Patrick Lynett holds the John and Dorothy Shea Early Career Chair in Civil Engineering and is an associate professor in the Department of Civil and Environmental Engineering at the USC Viterbi School of Engineering. In his research, Lynett creates hydraulic models of coastal processes, studying shallow water wave phenomena with a particular focus on the impact of complex waves and currents on critical coastal infrastructure, such as nuclear power plants. Over the past decade, Lynett has participated in a wide range of studies on numerous coastal disasters, from hurricanes and tsunamis to oil spills.
As part of a team of engineers that performed extensive forensic analysis of the failure of levees and floodwalls in New Orleans during Hurricane Katrina, Lynett employed numerical tools to hindcast wave and surge heights. Lynett has also worked with large ports and nuclear power plants to assess tsunami hazards, including chaotic tsunami-induced motions, such as whirlpools and water jets.
With the aid of HPC resources, Lynett is able to produce a hybrid hydrodynamic software tool capable of tackling the complex physics at work in complicated water wave processes. This comprehensive computational model simulates and predicts such processes by incorporating data from a great range of scales: from thousands of kilometers to less than a meter, and from the deep ocean to the shoreline. By evaluating the distinct tsunami hazards present in various regions and exploring how beach systems evolve, Lynett’s work helps to explain phenomena such as rip currents and beach erosion.
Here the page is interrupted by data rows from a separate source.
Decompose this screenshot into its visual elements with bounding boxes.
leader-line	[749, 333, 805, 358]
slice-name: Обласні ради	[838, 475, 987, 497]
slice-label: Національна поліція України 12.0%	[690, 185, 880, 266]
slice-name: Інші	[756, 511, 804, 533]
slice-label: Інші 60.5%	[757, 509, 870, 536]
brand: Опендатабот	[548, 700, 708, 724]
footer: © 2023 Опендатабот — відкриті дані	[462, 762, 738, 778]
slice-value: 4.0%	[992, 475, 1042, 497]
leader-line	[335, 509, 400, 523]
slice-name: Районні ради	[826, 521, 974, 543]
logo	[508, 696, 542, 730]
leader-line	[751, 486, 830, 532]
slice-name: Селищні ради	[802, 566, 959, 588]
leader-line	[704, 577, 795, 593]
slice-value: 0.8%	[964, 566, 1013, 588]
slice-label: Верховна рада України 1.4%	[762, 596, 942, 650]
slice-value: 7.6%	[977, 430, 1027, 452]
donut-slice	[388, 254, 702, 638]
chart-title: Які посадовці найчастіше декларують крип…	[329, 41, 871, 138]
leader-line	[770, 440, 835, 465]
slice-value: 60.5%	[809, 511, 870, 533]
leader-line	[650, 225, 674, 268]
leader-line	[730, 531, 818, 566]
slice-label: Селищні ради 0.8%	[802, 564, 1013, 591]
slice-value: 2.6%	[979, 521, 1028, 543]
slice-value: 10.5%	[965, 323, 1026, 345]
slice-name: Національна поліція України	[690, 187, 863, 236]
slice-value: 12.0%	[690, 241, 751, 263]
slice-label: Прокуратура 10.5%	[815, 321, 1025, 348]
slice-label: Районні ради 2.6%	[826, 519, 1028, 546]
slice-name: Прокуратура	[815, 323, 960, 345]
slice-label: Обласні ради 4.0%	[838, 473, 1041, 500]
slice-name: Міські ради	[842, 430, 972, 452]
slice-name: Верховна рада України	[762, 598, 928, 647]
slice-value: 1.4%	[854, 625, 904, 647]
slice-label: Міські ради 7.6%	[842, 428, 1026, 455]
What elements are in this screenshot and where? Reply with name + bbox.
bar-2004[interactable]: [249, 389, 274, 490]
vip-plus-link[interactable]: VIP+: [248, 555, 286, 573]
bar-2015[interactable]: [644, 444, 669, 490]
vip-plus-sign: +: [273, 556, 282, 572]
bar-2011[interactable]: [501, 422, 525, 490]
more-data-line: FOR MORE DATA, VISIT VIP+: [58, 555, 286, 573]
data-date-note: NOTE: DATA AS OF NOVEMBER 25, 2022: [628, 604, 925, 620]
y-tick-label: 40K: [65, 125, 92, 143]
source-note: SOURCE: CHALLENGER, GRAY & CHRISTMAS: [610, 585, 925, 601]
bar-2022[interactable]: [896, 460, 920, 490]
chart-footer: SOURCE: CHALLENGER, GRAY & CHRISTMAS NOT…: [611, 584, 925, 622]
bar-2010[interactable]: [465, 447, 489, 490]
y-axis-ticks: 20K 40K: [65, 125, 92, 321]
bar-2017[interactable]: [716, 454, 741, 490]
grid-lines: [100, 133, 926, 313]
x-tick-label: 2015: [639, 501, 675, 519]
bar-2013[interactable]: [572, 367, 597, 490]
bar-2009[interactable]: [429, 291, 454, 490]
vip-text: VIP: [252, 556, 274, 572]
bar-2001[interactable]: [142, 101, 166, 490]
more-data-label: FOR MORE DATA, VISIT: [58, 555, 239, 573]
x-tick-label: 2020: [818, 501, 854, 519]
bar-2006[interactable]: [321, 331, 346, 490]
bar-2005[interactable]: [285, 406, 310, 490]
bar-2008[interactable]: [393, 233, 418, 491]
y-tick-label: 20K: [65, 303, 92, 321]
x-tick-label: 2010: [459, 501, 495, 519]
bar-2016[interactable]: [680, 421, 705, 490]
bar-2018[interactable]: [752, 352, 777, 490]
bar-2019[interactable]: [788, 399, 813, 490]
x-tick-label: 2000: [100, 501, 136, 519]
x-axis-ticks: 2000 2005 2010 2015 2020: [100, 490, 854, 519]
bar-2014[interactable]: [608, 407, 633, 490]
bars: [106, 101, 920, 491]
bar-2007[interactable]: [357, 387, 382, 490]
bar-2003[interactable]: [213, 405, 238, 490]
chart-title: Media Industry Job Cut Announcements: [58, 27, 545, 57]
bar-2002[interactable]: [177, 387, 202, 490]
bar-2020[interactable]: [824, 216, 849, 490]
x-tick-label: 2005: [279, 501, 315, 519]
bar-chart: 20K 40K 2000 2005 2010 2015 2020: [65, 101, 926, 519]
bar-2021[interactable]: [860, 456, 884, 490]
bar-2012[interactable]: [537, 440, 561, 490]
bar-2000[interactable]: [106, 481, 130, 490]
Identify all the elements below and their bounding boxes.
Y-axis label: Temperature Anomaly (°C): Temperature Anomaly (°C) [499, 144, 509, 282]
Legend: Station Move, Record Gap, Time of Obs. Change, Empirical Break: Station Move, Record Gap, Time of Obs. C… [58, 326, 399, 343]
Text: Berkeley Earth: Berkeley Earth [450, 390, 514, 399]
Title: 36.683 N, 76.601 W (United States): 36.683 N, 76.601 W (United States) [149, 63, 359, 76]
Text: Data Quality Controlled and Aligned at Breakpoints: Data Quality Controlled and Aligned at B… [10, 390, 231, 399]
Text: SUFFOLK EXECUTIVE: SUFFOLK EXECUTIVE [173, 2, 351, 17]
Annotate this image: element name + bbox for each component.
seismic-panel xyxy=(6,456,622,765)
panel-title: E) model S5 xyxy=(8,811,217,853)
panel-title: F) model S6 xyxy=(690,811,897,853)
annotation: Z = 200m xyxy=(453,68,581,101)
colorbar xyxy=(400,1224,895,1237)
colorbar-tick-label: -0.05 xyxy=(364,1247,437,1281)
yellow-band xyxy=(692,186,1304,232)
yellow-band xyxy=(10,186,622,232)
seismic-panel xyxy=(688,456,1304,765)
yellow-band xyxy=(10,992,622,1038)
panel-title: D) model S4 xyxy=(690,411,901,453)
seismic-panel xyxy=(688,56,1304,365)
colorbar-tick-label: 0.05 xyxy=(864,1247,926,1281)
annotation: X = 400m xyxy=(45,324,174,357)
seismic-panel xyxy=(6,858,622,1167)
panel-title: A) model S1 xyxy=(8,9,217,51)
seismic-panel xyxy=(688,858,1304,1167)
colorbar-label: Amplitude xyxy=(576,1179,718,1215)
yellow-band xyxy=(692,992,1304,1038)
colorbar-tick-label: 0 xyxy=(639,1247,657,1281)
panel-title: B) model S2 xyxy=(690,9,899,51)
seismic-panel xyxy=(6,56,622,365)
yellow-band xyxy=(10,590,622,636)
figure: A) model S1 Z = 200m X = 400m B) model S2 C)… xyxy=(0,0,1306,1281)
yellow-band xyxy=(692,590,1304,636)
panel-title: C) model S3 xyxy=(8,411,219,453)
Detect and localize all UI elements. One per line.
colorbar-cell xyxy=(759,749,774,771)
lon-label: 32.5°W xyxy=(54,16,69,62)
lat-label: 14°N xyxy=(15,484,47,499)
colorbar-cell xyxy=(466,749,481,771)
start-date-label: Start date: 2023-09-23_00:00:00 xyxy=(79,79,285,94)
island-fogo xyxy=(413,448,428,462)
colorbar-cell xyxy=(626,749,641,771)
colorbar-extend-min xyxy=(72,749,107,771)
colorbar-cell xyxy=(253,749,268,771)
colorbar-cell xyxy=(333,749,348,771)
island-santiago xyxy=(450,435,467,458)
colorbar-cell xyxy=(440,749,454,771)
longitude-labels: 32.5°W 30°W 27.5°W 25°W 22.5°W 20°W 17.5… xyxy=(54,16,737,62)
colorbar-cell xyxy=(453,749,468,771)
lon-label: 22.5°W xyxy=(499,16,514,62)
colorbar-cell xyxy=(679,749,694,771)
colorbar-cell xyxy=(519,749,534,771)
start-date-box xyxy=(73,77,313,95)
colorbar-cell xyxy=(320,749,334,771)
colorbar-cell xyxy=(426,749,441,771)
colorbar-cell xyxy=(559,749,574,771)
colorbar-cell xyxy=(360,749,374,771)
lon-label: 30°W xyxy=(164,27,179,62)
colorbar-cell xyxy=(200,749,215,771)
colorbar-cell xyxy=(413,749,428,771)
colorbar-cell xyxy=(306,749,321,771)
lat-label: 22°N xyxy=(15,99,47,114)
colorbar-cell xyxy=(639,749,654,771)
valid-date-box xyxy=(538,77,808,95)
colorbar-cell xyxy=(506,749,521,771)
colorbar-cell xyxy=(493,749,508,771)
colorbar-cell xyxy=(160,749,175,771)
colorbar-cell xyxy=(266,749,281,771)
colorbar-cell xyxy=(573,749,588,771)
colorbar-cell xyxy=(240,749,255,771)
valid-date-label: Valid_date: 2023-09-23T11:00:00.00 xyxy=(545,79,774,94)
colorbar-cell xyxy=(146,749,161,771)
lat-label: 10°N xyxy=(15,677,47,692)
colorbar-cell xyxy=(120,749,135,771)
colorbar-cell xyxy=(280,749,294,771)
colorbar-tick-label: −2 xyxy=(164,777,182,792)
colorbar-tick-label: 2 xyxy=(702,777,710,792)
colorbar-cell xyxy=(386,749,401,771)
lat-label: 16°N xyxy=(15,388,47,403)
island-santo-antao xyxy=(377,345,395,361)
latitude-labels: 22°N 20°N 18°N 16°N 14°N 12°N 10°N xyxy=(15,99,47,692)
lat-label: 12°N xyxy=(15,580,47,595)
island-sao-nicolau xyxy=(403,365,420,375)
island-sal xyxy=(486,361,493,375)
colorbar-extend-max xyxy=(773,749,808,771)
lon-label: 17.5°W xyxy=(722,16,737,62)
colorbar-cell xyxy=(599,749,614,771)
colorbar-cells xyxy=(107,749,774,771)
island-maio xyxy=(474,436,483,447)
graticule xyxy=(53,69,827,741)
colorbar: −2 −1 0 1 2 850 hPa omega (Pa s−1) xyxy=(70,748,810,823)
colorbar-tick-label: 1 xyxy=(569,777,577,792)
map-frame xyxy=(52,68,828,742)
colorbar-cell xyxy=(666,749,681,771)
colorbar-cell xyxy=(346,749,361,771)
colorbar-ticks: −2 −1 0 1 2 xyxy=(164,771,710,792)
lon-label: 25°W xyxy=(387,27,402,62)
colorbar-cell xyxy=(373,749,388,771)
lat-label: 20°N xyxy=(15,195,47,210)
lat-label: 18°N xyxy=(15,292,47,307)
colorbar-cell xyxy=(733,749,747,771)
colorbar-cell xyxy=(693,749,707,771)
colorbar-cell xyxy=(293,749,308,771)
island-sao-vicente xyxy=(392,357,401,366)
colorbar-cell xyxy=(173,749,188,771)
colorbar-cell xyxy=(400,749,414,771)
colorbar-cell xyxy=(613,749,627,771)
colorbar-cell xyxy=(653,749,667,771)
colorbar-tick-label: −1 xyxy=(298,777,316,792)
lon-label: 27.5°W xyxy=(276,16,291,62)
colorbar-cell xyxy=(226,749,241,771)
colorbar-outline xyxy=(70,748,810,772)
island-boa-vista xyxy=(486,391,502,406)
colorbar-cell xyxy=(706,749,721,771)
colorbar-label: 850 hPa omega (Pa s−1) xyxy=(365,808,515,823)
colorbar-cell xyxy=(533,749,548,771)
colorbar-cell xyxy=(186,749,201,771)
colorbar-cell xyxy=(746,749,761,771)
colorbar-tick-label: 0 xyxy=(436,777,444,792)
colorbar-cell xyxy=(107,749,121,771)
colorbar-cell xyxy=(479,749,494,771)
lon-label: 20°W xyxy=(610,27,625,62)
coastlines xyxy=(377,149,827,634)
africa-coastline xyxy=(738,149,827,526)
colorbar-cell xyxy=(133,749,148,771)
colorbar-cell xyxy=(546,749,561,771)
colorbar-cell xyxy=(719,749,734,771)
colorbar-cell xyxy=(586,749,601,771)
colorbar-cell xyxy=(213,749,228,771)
Lynett’s research is funded in part by the National Science Foundation, the Office of Naval Research, the Nuclear Regulatory Commission, the Army Corps of Engineers, and the NOAA Sea Grant College Program. He was awarded a Guggenheim Fellowship in the area of Natural Sciences in 2010 and has been honored with the Department of the Army Commander’s Award Medal for Public Service by the U.S. Army Corps of Engineers.
ABOVE: Snapshot from a simulation of tsunami-induced currents in Ventura Harbor. The shades of red indicate the areas of greatest current speeds; the circular features are whirlpools.